As we continued walking into the evening, the sun low on the horizon and shining full into our faces, we came to a stretch of brand new asphalt, and soon learned where the convoy of trucks had been heading all day. We had been hoping to camp in a certain stand of trees that was located in the crux of two roads – some 42 km from our starting point this morning which didn't look like it was on anyone's private property. When we came to it we found the verge full of the vehicles from a very large road work crew. Given the situation, we decided to keep walking with less than an hour of light left.
The next 7 km or so of road were being actively worked on. One lane was scraped bare and being used by traffic, and the other was being repaved. Deep ditches had been scraped bare on both sides of the road, extending well into the fields and forests on either side. Luckily for us the construction crew let us walk through, as this was the only westward road anywhere in our vicinity. While trekking onward along another paved surface was a blessing, it was also a very hairy experience walking beside a very steep ditch and sharing a single lane with a seemingly never ending stream of traffic and large construction vehicles.

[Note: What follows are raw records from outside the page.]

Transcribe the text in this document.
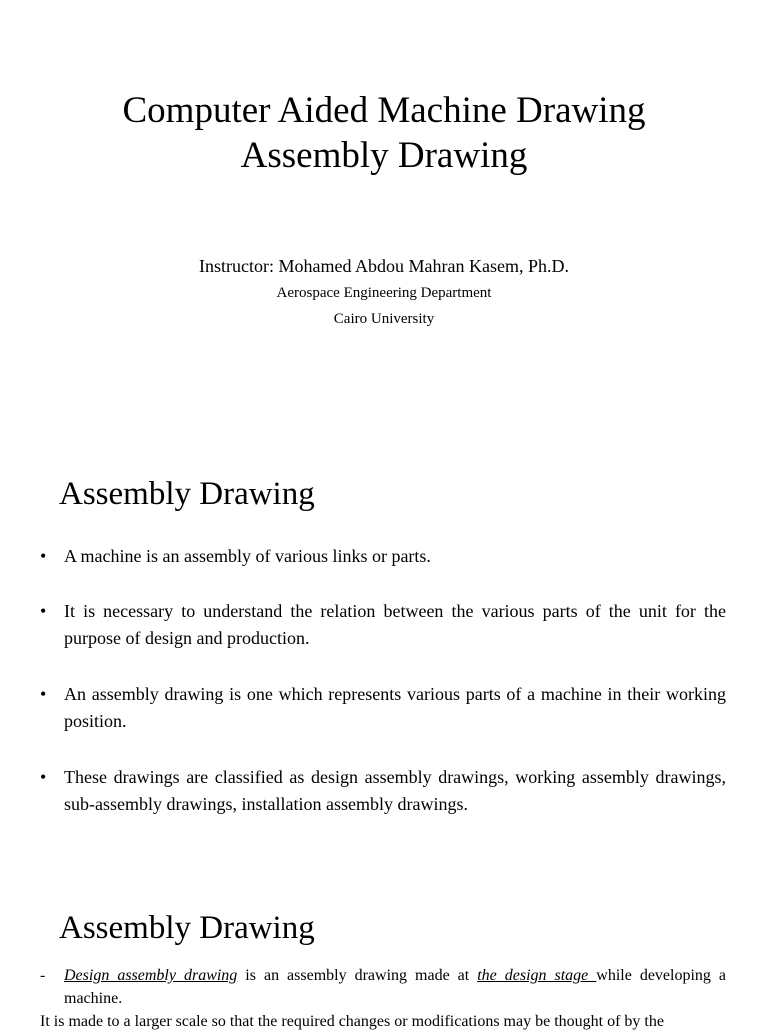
Computer Aided Machine Drawing
Assembly Drawing
Instructor: Mohamed Abdou Mahran Kasem, Ph.D.
Aerospace Engineering Department
Cairo University
Assembly Drawing
• A machine is an assembly of various links or parts.
• It is necessary to understand the relation between the various parts of the unit for the purpose of design and production.
• An assembly drawing is one which represents various parts of a machine in their working position.
• These drawings are classified as design assembly drawings, working assembly drawings, sub-assembly drawings, installation assembly drawings.
Assembly Drawing
- Design assembly drawing is an assembly drawing made at the design stage while developing a machine.
It is made to a larger scale so that the required changes or modifications may be thought of by the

As we trotted along we passed the entrance to the Onion Lake Cree Nation lands. With all the reserves in the area combined, the Onion Lake Cree Nation has 586 sq km of land which straddles both Saskatchewan and Alberta, and 6,475 registered members. There are five schools within the community, as well as a store and a healing lodge. As we walked past, many of the Cree drivers gave us huge smiles and very enthusiastic waves. Only later did we learn that this community – according to the news - has been struggling with gang warfare, homicides, and some members being involved in car thefts in the surrounding communities. Our experience however was very different and was one of warm welcome.
As a result of the construction we ended up walking quite a bit farther than we had intended. As darkness fell and the temperature dropped we finally walked a few steps down a side road and pitched the tent in a treed patch of grass. It turned out the area was covered in wild rose bushes, which were impossible to see in the dark and absolutely covered in sharp prickles. By the time our tent was set up and thermarests were inflated we were both prickled from the knees down and the wrists up. I guess this is a fitting introduction to 'Wild Rose Country.'
So, as we lay here under a blanket of stars, listening to the sounds of the road crew working into the night nearby, we are now unexpectedly only 4.1 km east of the Alberta border. This will likely be our last night on these beautiful prairies until we return next spring.